A pesquisa realizada pela OMS entre 1981 e 1988, como parte do projeto AGFUND/OMS no combate à raiva humana e canina nos países em desenvolvimento, revelou que:

(...)

- os programas de eliminação de cães, em que cães vadios são capturados e sacrificados por métodos não humanitários, são ineficazes e caros.

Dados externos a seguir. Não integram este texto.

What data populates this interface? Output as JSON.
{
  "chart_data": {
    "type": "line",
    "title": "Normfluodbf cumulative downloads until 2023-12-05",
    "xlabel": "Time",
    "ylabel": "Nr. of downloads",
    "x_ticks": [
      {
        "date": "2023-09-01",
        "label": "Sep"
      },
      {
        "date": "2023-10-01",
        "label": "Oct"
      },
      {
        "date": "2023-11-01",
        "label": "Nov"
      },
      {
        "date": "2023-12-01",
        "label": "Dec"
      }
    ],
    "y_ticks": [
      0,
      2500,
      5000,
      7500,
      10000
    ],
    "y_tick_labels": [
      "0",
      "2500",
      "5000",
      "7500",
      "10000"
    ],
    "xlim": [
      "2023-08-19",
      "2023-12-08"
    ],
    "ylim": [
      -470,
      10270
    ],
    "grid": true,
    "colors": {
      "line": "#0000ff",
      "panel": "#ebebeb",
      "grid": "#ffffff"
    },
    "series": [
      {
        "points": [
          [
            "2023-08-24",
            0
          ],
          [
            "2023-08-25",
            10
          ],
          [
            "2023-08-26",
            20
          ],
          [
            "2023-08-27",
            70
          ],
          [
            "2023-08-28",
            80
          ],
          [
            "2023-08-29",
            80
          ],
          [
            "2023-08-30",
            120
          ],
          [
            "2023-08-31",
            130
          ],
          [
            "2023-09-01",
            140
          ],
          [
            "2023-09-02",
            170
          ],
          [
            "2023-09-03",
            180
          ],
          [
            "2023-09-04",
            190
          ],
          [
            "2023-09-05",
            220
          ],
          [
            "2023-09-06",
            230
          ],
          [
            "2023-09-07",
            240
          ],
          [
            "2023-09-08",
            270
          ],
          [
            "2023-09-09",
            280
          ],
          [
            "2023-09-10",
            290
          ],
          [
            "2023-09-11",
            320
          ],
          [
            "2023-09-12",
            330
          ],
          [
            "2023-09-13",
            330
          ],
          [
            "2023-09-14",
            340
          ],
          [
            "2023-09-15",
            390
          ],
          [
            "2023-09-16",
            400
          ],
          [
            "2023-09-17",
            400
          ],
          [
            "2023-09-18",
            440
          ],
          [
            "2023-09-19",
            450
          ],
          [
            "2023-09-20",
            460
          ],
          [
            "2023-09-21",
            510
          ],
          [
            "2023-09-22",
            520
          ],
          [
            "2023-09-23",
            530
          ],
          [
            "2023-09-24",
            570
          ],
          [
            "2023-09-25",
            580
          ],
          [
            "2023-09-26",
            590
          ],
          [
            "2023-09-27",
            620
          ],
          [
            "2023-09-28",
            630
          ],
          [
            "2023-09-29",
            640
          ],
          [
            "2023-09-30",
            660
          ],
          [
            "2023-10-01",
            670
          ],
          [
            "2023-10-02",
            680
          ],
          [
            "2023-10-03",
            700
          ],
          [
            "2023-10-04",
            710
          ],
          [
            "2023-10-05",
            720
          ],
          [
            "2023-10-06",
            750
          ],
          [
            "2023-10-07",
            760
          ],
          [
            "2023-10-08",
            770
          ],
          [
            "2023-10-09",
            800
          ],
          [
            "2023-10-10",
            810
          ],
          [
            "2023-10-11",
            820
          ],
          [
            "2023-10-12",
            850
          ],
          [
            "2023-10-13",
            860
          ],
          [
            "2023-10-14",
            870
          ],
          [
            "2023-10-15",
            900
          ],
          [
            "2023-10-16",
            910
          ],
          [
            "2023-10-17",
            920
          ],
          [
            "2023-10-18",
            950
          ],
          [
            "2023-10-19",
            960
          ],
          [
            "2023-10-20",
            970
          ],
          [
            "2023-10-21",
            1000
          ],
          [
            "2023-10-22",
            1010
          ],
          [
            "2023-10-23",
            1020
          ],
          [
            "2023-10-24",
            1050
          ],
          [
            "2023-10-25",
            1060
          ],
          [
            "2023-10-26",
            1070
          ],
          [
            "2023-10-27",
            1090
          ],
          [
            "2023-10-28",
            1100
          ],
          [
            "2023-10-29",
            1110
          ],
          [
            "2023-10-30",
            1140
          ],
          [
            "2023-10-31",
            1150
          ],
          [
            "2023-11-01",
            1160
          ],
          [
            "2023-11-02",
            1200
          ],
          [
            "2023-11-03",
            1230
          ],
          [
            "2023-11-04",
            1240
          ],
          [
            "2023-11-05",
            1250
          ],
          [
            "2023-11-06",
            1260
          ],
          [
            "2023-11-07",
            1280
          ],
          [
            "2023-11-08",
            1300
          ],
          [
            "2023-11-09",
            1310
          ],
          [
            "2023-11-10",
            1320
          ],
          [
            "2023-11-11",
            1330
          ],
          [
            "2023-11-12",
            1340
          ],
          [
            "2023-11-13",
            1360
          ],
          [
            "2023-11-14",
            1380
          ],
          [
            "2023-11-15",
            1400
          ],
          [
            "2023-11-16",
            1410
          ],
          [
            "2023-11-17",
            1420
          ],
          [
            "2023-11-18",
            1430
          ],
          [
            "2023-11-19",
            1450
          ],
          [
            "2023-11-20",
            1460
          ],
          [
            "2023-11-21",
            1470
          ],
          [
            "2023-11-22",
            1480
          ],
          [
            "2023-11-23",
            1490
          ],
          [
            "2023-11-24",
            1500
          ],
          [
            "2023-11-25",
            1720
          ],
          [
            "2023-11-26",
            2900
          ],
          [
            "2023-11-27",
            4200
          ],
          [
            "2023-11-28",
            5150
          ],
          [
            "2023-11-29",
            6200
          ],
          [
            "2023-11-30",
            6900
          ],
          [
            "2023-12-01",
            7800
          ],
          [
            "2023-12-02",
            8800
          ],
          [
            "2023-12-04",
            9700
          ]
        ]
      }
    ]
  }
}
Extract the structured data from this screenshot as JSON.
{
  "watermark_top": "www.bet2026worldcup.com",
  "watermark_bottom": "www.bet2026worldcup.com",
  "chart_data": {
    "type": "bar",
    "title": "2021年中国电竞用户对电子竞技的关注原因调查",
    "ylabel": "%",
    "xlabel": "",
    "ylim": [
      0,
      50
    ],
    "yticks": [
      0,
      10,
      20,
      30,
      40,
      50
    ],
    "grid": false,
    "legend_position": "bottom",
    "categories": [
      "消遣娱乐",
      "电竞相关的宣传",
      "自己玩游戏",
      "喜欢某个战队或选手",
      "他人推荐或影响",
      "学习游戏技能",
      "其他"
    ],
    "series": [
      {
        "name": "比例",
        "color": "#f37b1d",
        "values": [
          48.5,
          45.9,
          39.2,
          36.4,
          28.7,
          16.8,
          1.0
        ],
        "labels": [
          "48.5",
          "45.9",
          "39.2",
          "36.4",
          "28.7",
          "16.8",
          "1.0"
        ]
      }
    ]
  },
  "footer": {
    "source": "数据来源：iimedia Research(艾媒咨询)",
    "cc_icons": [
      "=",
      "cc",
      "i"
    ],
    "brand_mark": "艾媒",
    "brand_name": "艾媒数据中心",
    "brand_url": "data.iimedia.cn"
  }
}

Essa conclusão é reiterada pela OMS, no item 9.4, p. 59, do aludido Informe:

Não existe nenhuma prova de que a eliminação de cães tenha gerado um impacto significativo na densidade das populações caninas ou na propagação da raiva. A renovação das populações caninas é muito rápida e a taxa de sobrevivência delas sobrepõe facilmente à taxa de eliminação (a mais elevada registrada até hoje gira em torno de 15% da população canina).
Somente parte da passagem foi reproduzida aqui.